2. In der dagegen fristgerecht - noch durch den damals ag. Rechtsvertreter - erhobenen Berufung bestreitet der Berufungswerber im Ergebnis die Richtigkeit der von der Behörde erster Instanz getroffenen Feststellungen und machte diesbezüglich Verfahrensmängel geltend. Abschließend wird die Aufhebung des angefochtenen Straferkenntnisses und die Verfahrenseinstellung beantragt.
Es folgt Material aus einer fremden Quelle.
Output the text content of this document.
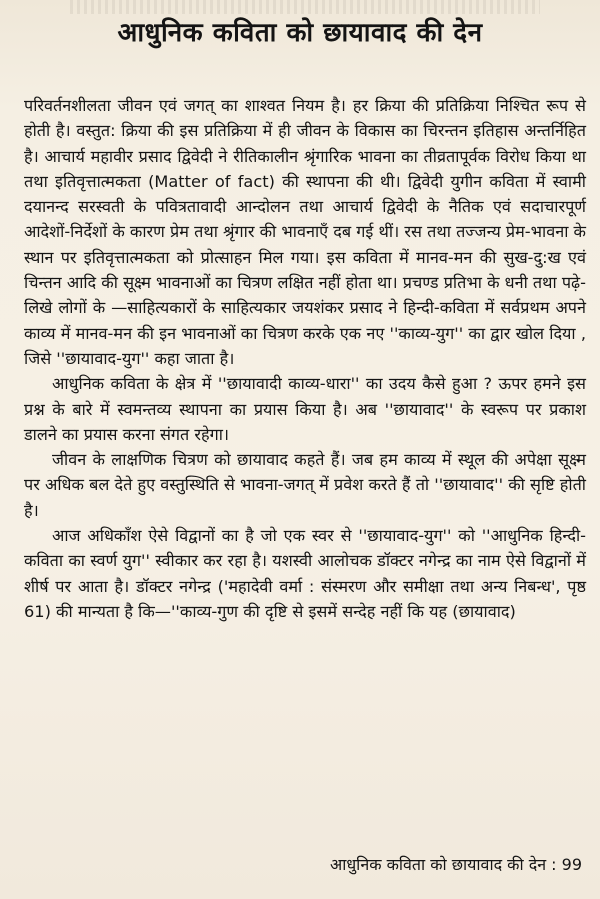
आधुनिक कविता को छायावाद की देन

परिवर्तनशीलता जीवन एवं जगत् का शाश्वत नियम है। हर क्रिया की प्रतिक्रिया निश्चित रूप से होती है। वस्तुत: क्रिया की इस प्रतिक्रिया में ही जीवन के विकास का चिरन्तन इतिहास अन्तर्निहित है। आचार्य महावीर प्रसाद द्विवेदी ने रीतिकालीन श्रृंगारिक भावना का तीव्रतापूर्वक विरोध किया था तथा इतिवृत्तात्मकता (Matter of fact) की स्थापना की थी। द्विवेदी युगीन कविता में स्वामी दयानन्द सरस्वती के पवित्रतावादी आन्दोलन तथा आचार्य द्विवेदी के नैतिक एवं सदाचारपूर्ण आदेशों-निर्देशों के कारण प्रेम तथा श्रृंगार की भावनाएँ दब गई थीं। रस तथा तज्जन्य प्रेम-भावना के स्थान पर इतिवृत्तात्मकता को प्रोत्साहन मिल गया। इस कविता में मानव-मन की सुख-दु:ख एवं चिन्तन आदि की सूक्ष्म भावनाओं का चित्रण लक्षित नहीं होता था। प्रचण्ड प्रतिभा के धनी तथा पढ़े-लिखे लोगों के —साहित्यकारों के साहित्यकार जयशंकर प्रसाद ने हिन्दी-कविता में सर्वप्रथम अपने काव्य में मानव-मन की इन भावनाओं का चित्रण करके एक नए ''काव्य-युग'' का द्वार खोल दिया , जिसे ''छायावाद-युग'' कहा जाता है।

आधुनिक कविता के क्षेत्र में ''छायावादी काव्य-धारा'' का उदय कैसे हुआ ? ऊपर हमने इस प्रश्न के बारे में स्वमन्तव्य स्थापना का प्रयास किया है। अब ''छायावाद'' के स्वरूप पर प्रकाश डालने का प्रयास करना संगत रहेगा।

जीवन के लाक्षणिक चित्रण को छायावाद कहते हैं। जब हम काव्य में स्थूल की अपेक्षा सूक्ष्म पर अधिक बल देते हुए वस्तुस्थिति से भावना-जगत् में प्रवेश करते हैं तो ''छायावाद'' की सृष्टि होती है।

आज अधिकाँश ऐसे विद्वानों का है जो एक स्वर से ''छायावाद-युग'' को ''आधुनिक हिन्दी-कविता का स्वर्ण युग'' स्वीकार कर रहा है। यशस्वी आलोचक डॉक्टर नगेन्द्र का नाम ऐसे विद्वानों में शीर्ष पर आता है। डॉक्टर नगेन्द्र ('महादेवी वर्मा : संस्मरण और समीक्षा तथा अन्य निबन्ध', पृष्ठ 61) की मान्यता है कि—''काव्य-गुण की दृष्टि से इसमें सन्देह नहीं कि यह (छायावाद)

आधुनिक कविता को छायावाद की देन : 99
Ebenfalls wurde die Durchführung einer öffentlichen mündlichen Berufungsverhandlung vor Ort beantragt.

3. Der unabhängige Verwaltungssenat des Landes Oberösterreich hat Beweis erhoben durch die Einsichtnahme in den erstbehördlichen Verfahrensakt. Ferner durch Vernehmung der Zeugen Insp. W und Insp. K, sowie durch die Vernehmung des Berufungswerbers anlässlich der öffentlichen mündlichen Berufungsverhandlung.
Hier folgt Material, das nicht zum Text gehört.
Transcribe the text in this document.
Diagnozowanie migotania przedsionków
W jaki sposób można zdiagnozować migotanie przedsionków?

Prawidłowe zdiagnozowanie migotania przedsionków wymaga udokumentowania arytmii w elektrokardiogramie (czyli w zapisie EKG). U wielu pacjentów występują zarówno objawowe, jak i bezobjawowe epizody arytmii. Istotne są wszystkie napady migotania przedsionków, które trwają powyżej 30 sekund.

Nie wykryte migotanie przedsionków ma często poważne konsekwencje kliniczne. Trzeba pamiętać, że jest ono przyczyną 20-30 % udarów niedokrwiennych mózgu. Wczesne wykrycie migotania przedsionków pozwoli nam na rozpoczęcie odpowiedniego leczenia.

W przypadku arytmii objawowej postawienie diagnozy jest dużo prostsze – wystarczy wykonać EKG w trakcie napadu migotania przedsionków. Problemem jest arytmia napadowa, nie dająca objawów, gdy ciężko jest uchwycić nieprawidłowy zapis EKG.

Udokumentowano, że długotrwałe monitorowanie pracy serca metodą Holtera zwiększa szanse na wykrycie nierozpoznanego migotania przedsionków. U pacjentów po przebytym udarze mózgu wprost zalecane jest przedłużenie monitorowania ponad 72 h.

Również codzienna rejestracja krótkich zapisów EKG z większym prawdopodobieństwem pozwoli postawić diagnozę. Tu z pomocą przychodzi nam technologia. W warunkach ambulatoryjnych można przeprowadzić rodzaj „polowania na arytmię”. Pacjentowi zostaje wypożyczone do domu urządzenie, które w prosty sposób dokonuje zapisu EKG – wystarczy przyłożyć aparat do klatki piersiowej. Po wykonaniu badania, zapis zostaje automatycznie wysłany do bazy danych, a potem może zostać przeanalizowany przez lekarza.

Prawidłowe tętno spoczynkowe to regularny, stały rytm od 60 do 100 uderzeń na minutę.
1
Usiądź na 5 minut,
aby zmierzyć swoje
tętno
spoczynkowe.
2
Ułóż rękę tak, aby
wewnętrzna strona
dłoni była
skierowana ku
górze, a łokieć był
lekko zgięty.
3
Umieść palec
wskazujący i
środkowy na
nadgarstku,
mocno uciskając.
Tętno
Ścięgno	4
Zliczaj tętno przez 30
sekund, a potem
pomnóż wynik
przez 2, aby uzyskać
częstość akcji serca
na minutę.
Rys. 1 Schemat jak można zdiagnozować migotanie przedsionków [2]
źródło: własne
4. Da keine 10.000 S übersteigende Geldstrafe verhängt wurde, hat der unabhängige Verwaltungssenat durch das nach der Geschäftsverteilung zuständige Einzelmitglied zu erkennen. Eine Berufungsverhandlung war hier gesetzlich bedingt durchzuführen (§ 51 Abs.1 VStG).

Da der Oö. Verwaltungssenat angesichts des als erwiesen zu erachtenden Sachverhaltes Bedenken an der Verfassungsmäßigkeit des Anwendungsaus-schlusses des § 21 VStG durch die Gesetzesbestimmung des § 100 Abs.5 StVO 1960 hegte, wurde ein Antrag auf Gesetzesprüfung gestellt, welcher mit dem o.a. Erkenntnis des Verfassungsgerichtshofes gefolgt wurde.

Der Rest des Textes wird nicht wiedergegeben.